Friday, April 13, 2012

Expert claims tablets and smart phones will phase out NBN

  • Expert says NBN Co is just a waste of money 
  • Survey reveals 71 percent of Australians use laptop, tablet or smartphone 
  • Chief Technology Officer fights back against NBN phase out claims 
Quantum Market Research analyst David Chalke, a prominent social analyst, has argued that the rise of mobile internet through tablets and smart phones threatens to make the $36bn National Broadband Network (NBN) project a huge waste of taxpayers’ money.

The Herald Sun has reported that Chalke said NBN Co was “missing the boat”.
Chalke has based his claims from the results of the Australia SCAN social trend survey, showing 71 per cent of the 2000 Australian respondents owned a laptop, smartphone or tablet.

"Everything is going to be wireless by the time they’ve dug up the roads and stuffed the pipes,” he said.

“It will be too late, it’s all going to be mobile and wireless in the future,” he told Herald Sun.

Chief Technology Officer refutes NBN phase out claims NBN Co chief technology officer Gary McLaren has countered Chalke’s claims, saying that Australians prefer fixed lines for downloads and video streaming.
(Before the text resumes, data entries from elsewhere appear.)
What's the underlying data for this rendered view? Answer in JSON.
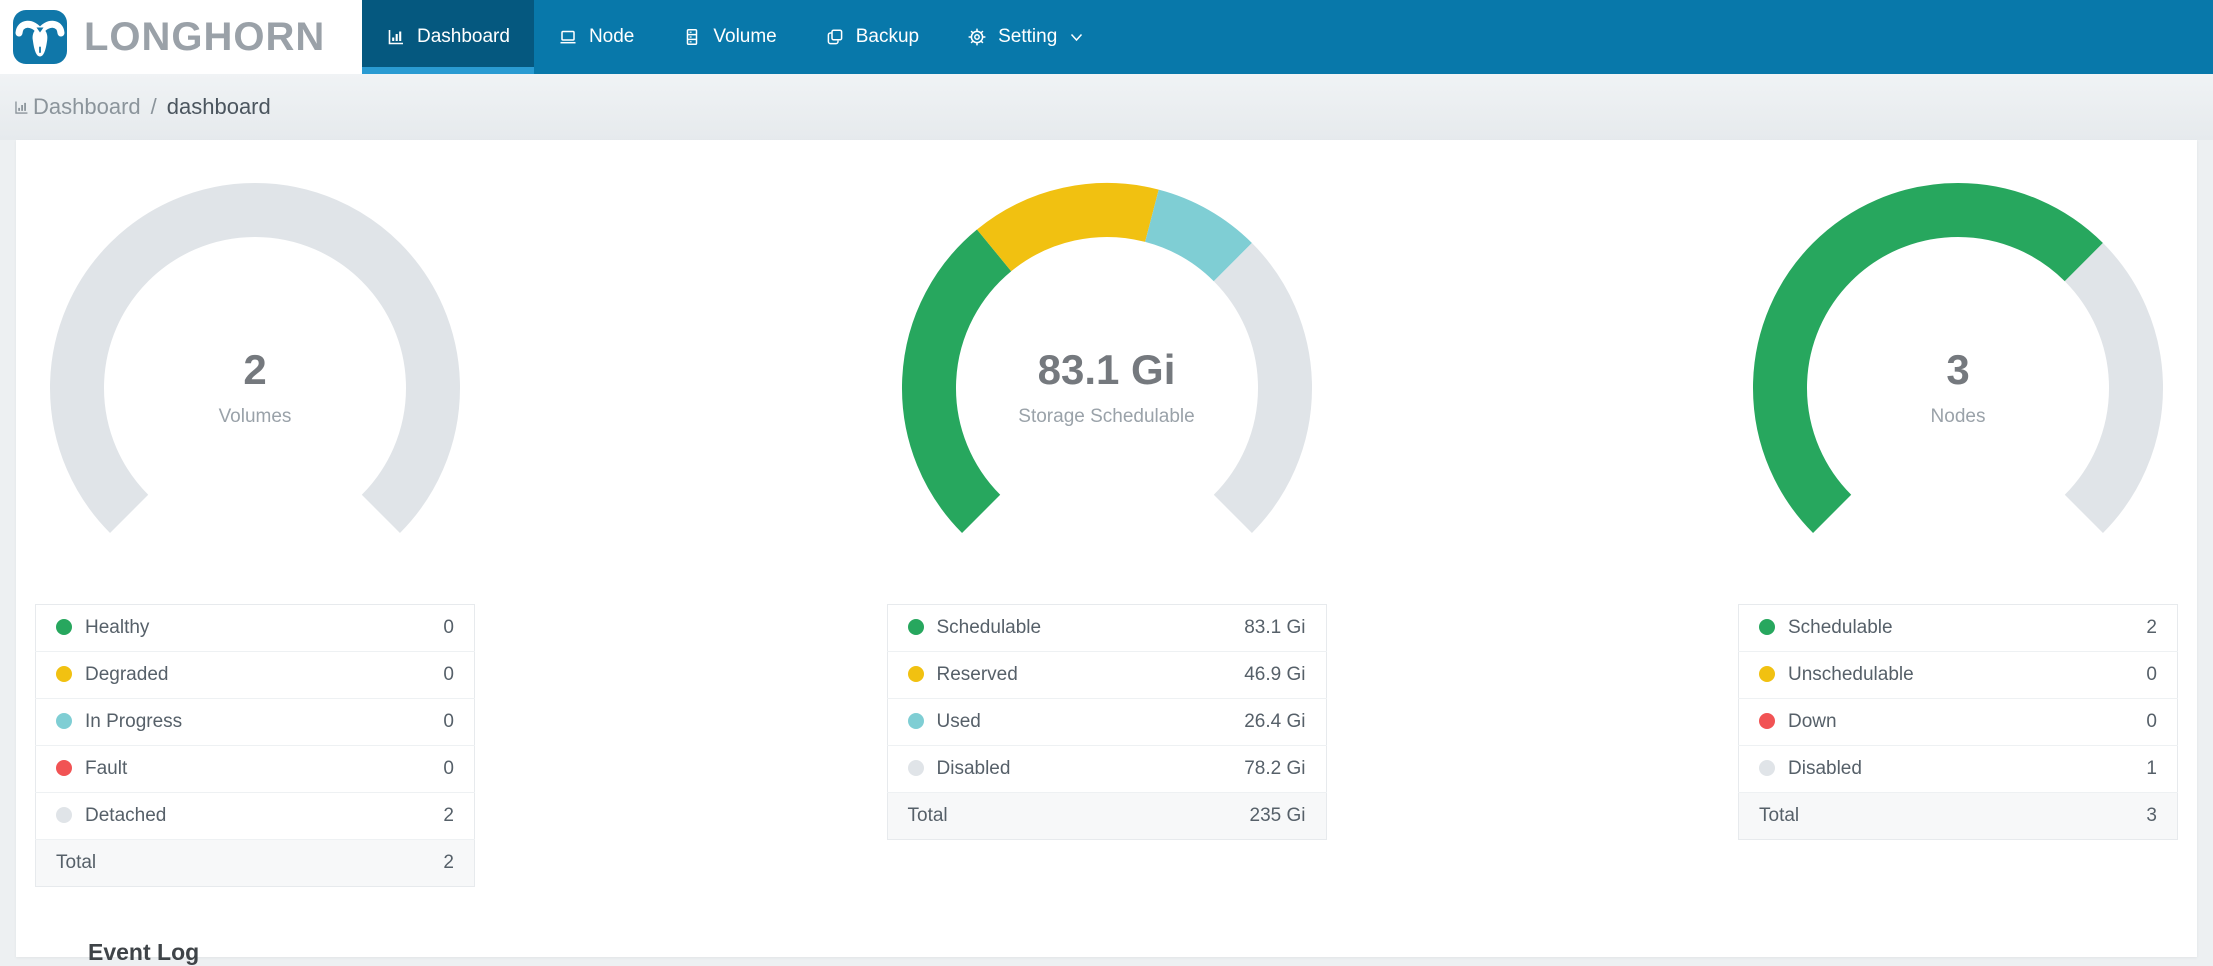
{
  "brand": {
    "name": "LONGHORN"
  },
  "nav": {
    "items": [
      {
        "label": "Dashboard",
        "icon": "dashboard-icon",
        "active": true
      },
      {
        "label": "Node",
        "icon": "node-icon",
        "active": false
      },
      {
        "label": "Volume",
        "icon": "volume-icon",
        "active": false
      },
      {
        "label": "Backup",
        "icon": "backup-icon",
        "active": false
      },
      {
        "label": "Setting",
        "icon": "setting-icon",
        "active": false,
        "has_dropdown": true
      }
    ]
  },
  "breadcrumb": {
    "section": "Dashboard",
    "separator": "/",
    "current": "dashboard"
  },
  "colors": {
    "nav_bg": "#0878aa",
    "nav_active_bg": "#05587f",
    "nav_active_underline": "#2a9bd2",
    "accent_green": "#27a75e",
    "accent_yellow": "#f1c111",
    "accent_teal": "#7fced4",
    "accent_red": "#f15354",
    "neutral_gray": "#e0e4e8"
  },
  "chart_data": [
    {
      "type": "gauge",
      "title": "Volumes",
      "center_value": "2",
      "center_label": "Volumes",
      "arc": {
        "start_angle": 225,
        "sweep": 270
      },
      "segments": [
        {
          "label": "Healthy",
          "value": 0,
          "display": "0",
          "color": "#27a75e"
        },
        {
          "label": "Degraded",
          "value": 0,
          "display": "0",
          "color": "#f1c111"
        },
        {
          "label": "In Progress",
          "value": 0,
          "display": "0",
          "color": "#7fced4"
        },
        {
          "label": "Fault",
          "value": 0,
          "display": "0",
          "color": "#f15354"
        },
        {
          "label": "Detached",
          "value": 2,
          "display": "2",
          "color": "#e0e4e8"
        }
      ],
      "total_label": "Total",
      "total_display": "2"
    },
    {
      "type": "gauge",
      "title": "Storage Schedulable",
      "center_value": "83.1 Gi",
      "center_label": "Storage Schedulable",
      "arc": {
        "start_angle": 225,
        "sweep": 270
      },
      "segments": [
        {
          "label": "Schedulable",
          "value": 83.1,
          "display": "83.1 Gi",
          "color": "#27a75e"
        },
        {
          "label": "Reserved",
          "value": 46.9,
          "display": "46.9 Gi",
          "color": "#f1c111"
        },
        {
          "label": "Used",
          "value": 26.4,
          "display": "26.4 Gi",
          "color": "#7fced4"
        },
        {
          "label": "Disabled",
          "value": 78.2,
          "display": "78.2 Gi",
          "color": "#e0e4e8"
        }
      ],
      "total_label": "Total",
      "total_display": "235 Gi"
    },
    {
      "type": "gauge",
      "title": "Nodes",
      "center_value": "3",
      "center_label": "Nodes",
      "arc": {
        "start_angle": 225,
        "sweep": 270
      },
      "segments": [
        {
          "label": "Schedulable",
          "value": 2,
          "display": "2",
          "color": "#27a75e"
        },
        {
          "label": "Unschedulable",
          "value": 0,
          "display": "0",
          "color": "#f1c111"
        },
        {
          "label": "Down",
          "value": 0,
          "display": "0",
          "color": "#f15354"
        },
        {
          "label": "Disabled",
          "value": 1,
          "display": "1",
          "color": "#e0e4e8"
        }
      ],
      "total_label": "Total",
      "total_display": "3"
    }
  ],
  "event_log": {
    "title": "Event Log"
  }
}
McLaren has cited the latest survey from the Australian Bureau of Statistics (ABS) which reveals that 93 percent of Australians use fixed-line connections to download content.

“The proportion of mobile handset downloads over mobile networks is estimated to make up just 1.4 percent of total internet downloads in Australia,” he said.
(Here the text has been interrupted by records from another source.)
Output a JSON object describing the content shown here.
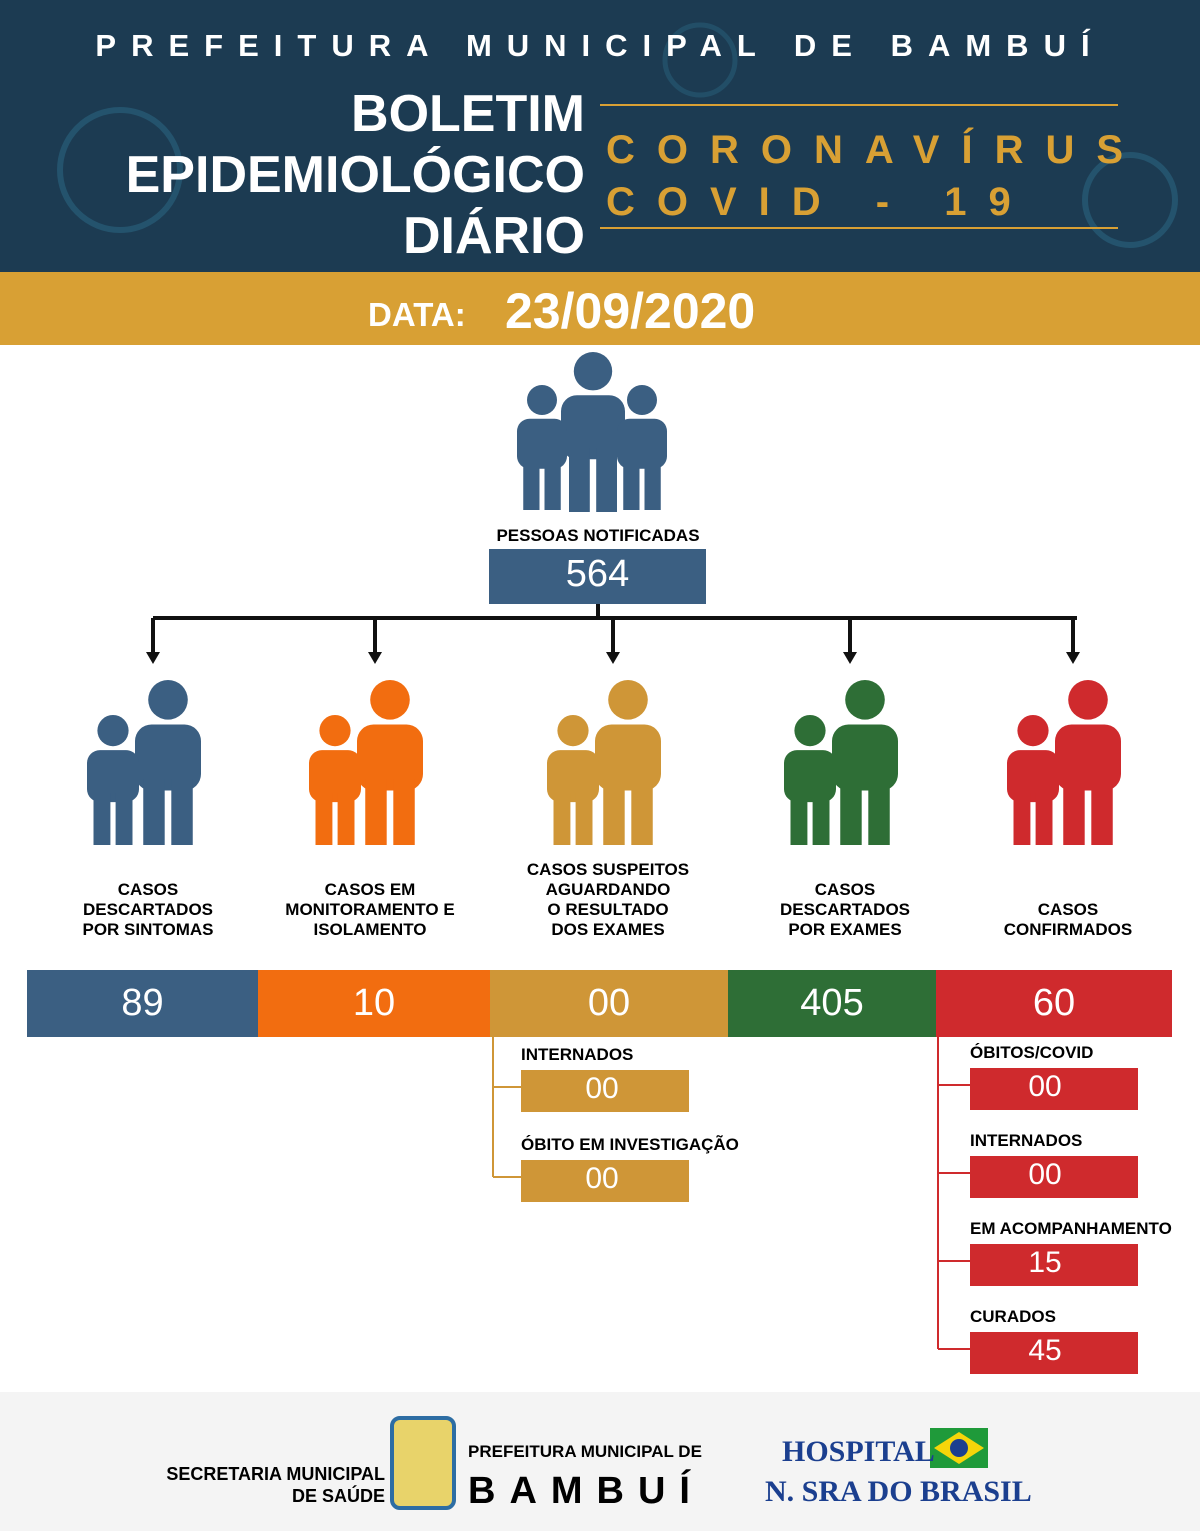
{
  "header": {
    "org": "PREFEITURA MUNICIPAL DE BAMBUÍ",
    "title_lines": [
      "BOLETIM",
      "EPIDEMIOLÓGICO",
      "DIÁRIO"
    ],
    "subtitle_lines": [
      "CORONAVÍRUS",
      "COVID - 19"
    ]
  },
  "date": {
    "label": "DATA:",
    "value": "23/09/2020"
  },
  "total": {
    "label": "PESSOAS NOTIFICADAS",
    "value": "564",
    "color": "#3b5f82"
  },
  "categories": [
    {
      "label_lines": [
        "CASOS",
        "DESCARTADOS",
        "POR SINTOMAS"
      ],
      "value": "89",
      "color": "#3b5f82",
      "sub": []
    },
    {
      "label_lines": [
        "CASOS EM",
        "MONITORAMENTO E",
        "ISOLAMENTO"
      ],
      "value": "10",
      "color": "#f26d10",
      "sub": []
    },
    {
      "label_lines": [
        "CASOS SUSPEITOS",
        "AGUARDANDO",
        "O RESULTADO",
        "DOS EXAMES"
      ],
      "value": "00",
      "color": "#cf9637",
      "sub": [
        {
          "label": "INTERNADOS",
          "value": "00"
        },
        {
          "label": "ÓBITO EM INVESTIGAÇÃO",
          "value": "00"
        }
      ]
    },
    {
      "label_lines": [
        "CASOS",
        "DESCARTADOS",
        "POR EXAMES"
      ],
      "value": "405",
      "color": "#2e6e36",
      "sub": []
    },
    {
      "label_lines": [
        "CASOS",
        "CONFIRMADOS"
      ],
      "value": "60",
      "color": "#cf2a2d",
      "sub": [
        {
          "label": "ÓBITOS/COVID",
          "value": "00"
        },
        {
          "label": "INTERNADOS",
          "value": "00"
        },
        {
          "label": "EM ACOMPANHAMENTO",
          "value": "15"
        },
        {
          "label": "CURADOS",
          "value": "45"
        }
      ]
    }
  ],
  "footer": {
    "secretaria_lines": [
      "SECRETARIA MUNICIPAL",
      "DE SAÚDE"
    ],
    "prefeitura_lines": [
      "PREFEITURA MUNICIPAL DE",
      "BAMBUÍ"
    ],
    "hospital_lines": [
      "HOSPITAL",
      "N. SRA DO BRASIL"
    ]
  }
}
“Other wireless broadband technologies account for just 6.6 percent.”

“Fixed lines remain the engine-room of downloads in this country and around the world. As data-heavy applications such as video become more prevalent there will be an increasing need for robust fixed connections such as the NBN.”

McLaren has argued that enhanced fixed lines such as the NBN are here to ease the limitations of mobile internet.

“The eternal problems associated with spectrum scarcity – such as mobile congestion and a hefty price premium placed on using such a limited resource – are not going to go away,” he added.